Nonetheless, the agreement among the reviewers seems at a first glance to be suboptimal, even though there was a certain improvement from the first version of the criteria to the final version that was simplified particularly in terms of the number of the categorized lesions. This is because statistical analysis carried out with only one coefficient takes into account perfect concordance of different degrees of positivity, and is not only a dichotomous judgment in terms of positivity/negativity as reported in previous studies on Deauville criteria in lymphoma patients [8]. Finally, the agreement among the reviewers was comparable to that obtained following the first revision in previous studies on lymphoma [8, 18, 19]. In this perspective a consensual revision of the nonconcordant cases was very helpful for clarifying the most critical points, and the overall set of rules awaits prospective validation in a larger cohort of patients.

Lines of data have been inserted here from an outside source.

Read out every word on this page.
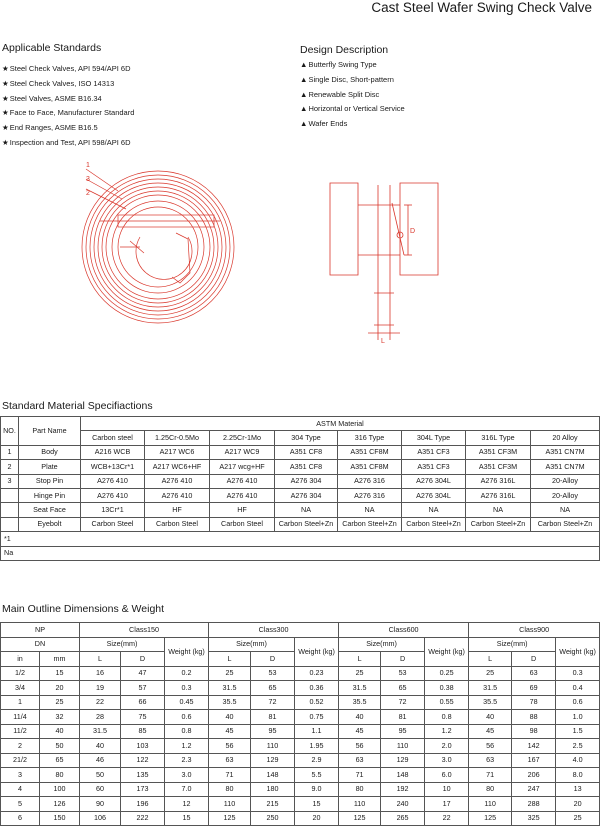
Cast Steel Wafer Swing Check Valve
Applicable Standards
★Steel Check Valves, API 594/API 6D
★Steel Check Valves, ISO 14313
★Steel Valves, ASME B16.34
★Face to Face, Manufacturer Standard
★End Ranges, ASME B16.5
★Inspection and Test, API 598/API 6D
Design Description
▲Butterfly Swing Type
▲Single Disc, Short-pattern
▲Renewable Split Disc
▲Horizontal or Vertical Service
▲Wafer Ends
1
3
2
D
L
Standard Material Specifiactions
NO.	Part Name	ASTM Material							
		Carbon steel	1.25Cr-0.5Mo	2.25Cr-1Mo	304 Type	316 Type	304L Type	316L Type	20 Alloy
1	Body	A216 WCB	A217 WC6	A217 WC9	A351 CF8	A351 CF8M	A351 CF3	A351 CF3M	A351 CN7M
2	Plate	WCB+13Cr*1	A217 WC6+HF	A217 wcg+HF	A351 CF8	A351 CF8M	A351 CF3	A351 CF3M	A351 CN7M
3	Stop Pin	A276 410	A276 410	A276 410	A276 304	A276 316	A276 304L	A276 316L	20-Alloy
	Hinge Pin	A276 410	A276 410	A276 410	A276 304	A276 316	A276 304L	A276 316L	20-Alloy
	Seat Face	13Cr*1	HF	HF	NA	NA	NA	NA	NA
	Eyebolt	Carbon Steel	Carbon Steel	Carbon Steel	Carbon Steel+Zn	Carbon Steel+Zn	Carbon Steel+Zn	Carbon Steel+Zn	Carbon Steel+Zn
*1									
Na									
Main Outline Dimensions & Weight
NP		Class150			Class300			Class600			Class900		
DN		Size(mm)		Weight (kg)	Size(mm)		Weight (kg)	Size(mm)		Weight (kg)	Size(mm)		Weight (kg)
in	mm	L	D		L	D		L	D		L	D	
1/2	15	16	47	0.2	25	53	0.23	25	53	0.25	25	63	0.3
3/4	20	19	57	0.3	31.5	65	0.36	31.5	65	0.38	31.5	69	0.4
1	25	22	66	0.45	35.5	72	0.52	35.5	72	0.55	35.5	78	0.6
11/4	32	28	75	0.6	40	81	0.75	40	81	0.8	40	88	1.0
11/2	40	31.5	85	0.8	45	95	1.1	45	95	1.2	45	98	1.5
2	50	40	103	1.2	56	110	1.95	56	110	2.0	56	142	2.5
21/2	65	46	122	2.3	63	129	2.9	63	129	3.0	63	167	4.0
3	80	50	135	3.0	71	148	5.5	71	148	6.0	71	206	8.0
4	100	60	173	7.0	80	180	9.0	80	192	10	80	247	13
5	126	90	196	12	110	215	15	110	240	17	110	288	20
6	150	106	222	15	125	250	20	125	265	22	125	325	25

As expected, a lower concordance rate was found in the detection of skull lesions and of lesions active after therapy. The skull is a problematic bone area in MM. Lesions are usually very small there, and their detectability is impaired by the physiological high uptake of the underlying brain. After therapy the detectability of lesions strongly depends on the background activity of “normal” BM, and many lesions with minimal residual uptake may be hardly detectable in patients with reactive BM.

The current set of interpretation criteria will be adopted in a forthcoming study including a larger series of patients, which, according to the planned protocol, is expected to reach a sample size of 100 to 130 patients. Subsequently, in the light of follow-up data, a visual cut-off for positivity will finally be defined and provided.

Conclusion

This preliminary study demonstrated that these new, easily applied and descriptive criteria for FDG PET/CT in MM seem to be sufficiently reproducible and may become the shared basis for clinical international multicentre protocols.